I want to classify the singularity at $z=0$ of the function
$$f(z)=\frac{z^2}{1-\cos z}$$
My book says, the answer is pole.
I know that the options are either, it could be a isolated removable singularity, a pole, or an essential singularity.
But here is what I thought; the limit as $z$ goes to $ 0$ is clearly $2$ via L'Hospital rule, but my notes also say that p is a pole if the limit as we approach the absolute value of the function is infinity. So I am having trouble seeing why this is a pole.

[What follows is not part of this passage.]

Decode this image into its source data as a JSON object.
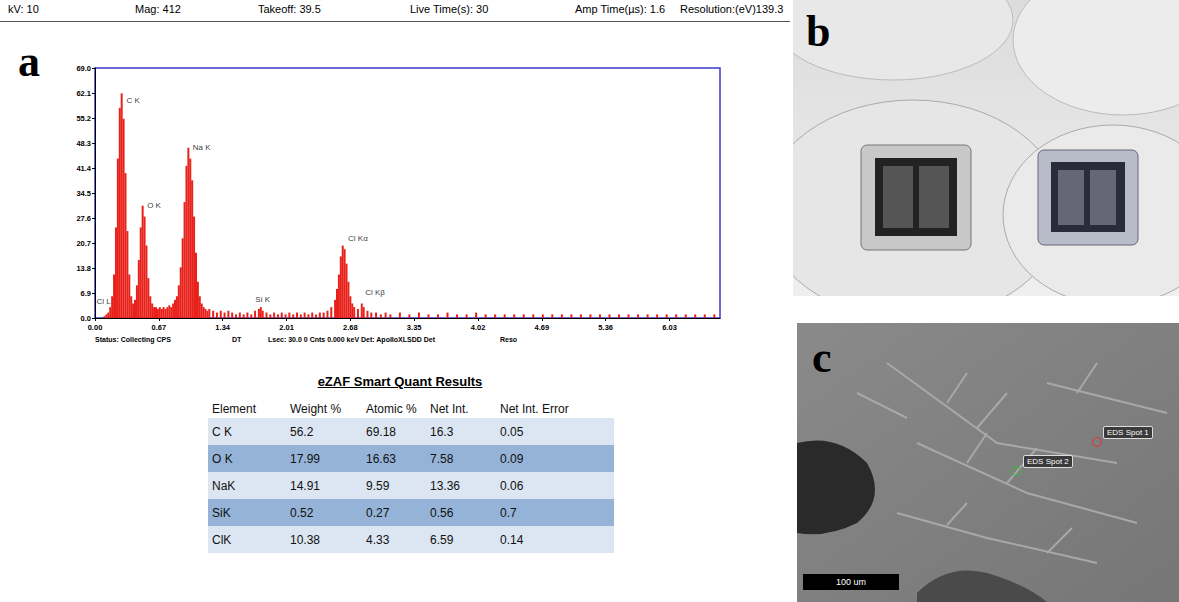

On the other hand, since the limit is 2, there will certainly exist a $r>0$ such that $|f(z)| \le 2$ for all $z$ in the punctured disk around it.
So that leads me to believe that we are dealing with a removable singularity..
Is that correct? Or the book correct and I am missing something cruicial?
Thanks
Remember the power series expansion for $\cos(z)$:
$$\cos(z)=1-\frac{z^2}{2!}+\frac{z^4}{4!}+\cdots=\sum_{n=0}^\infty(-1)^n\frac{z^{2n}}{(2n)!}.$$
So plug into your function:
$$f(z)=\frac{z^2}{1-\cos(z)}=\frac{z^2}{1-(1-\frac{z^2}{2!}+\frac{z^4}{4!}+\cdots)}=\frac{1}{\frac{1}{2!}-\frac{z^2}{4!}+\frac{z^4}{6!}+\cdots}$$
So it is easier to see now that $z=0$ is not a pole of $f(z)$ but a removable singularity with $\lim_{z\to0}f(z)=\frac{1}{1/2!}=2$, as you calculated.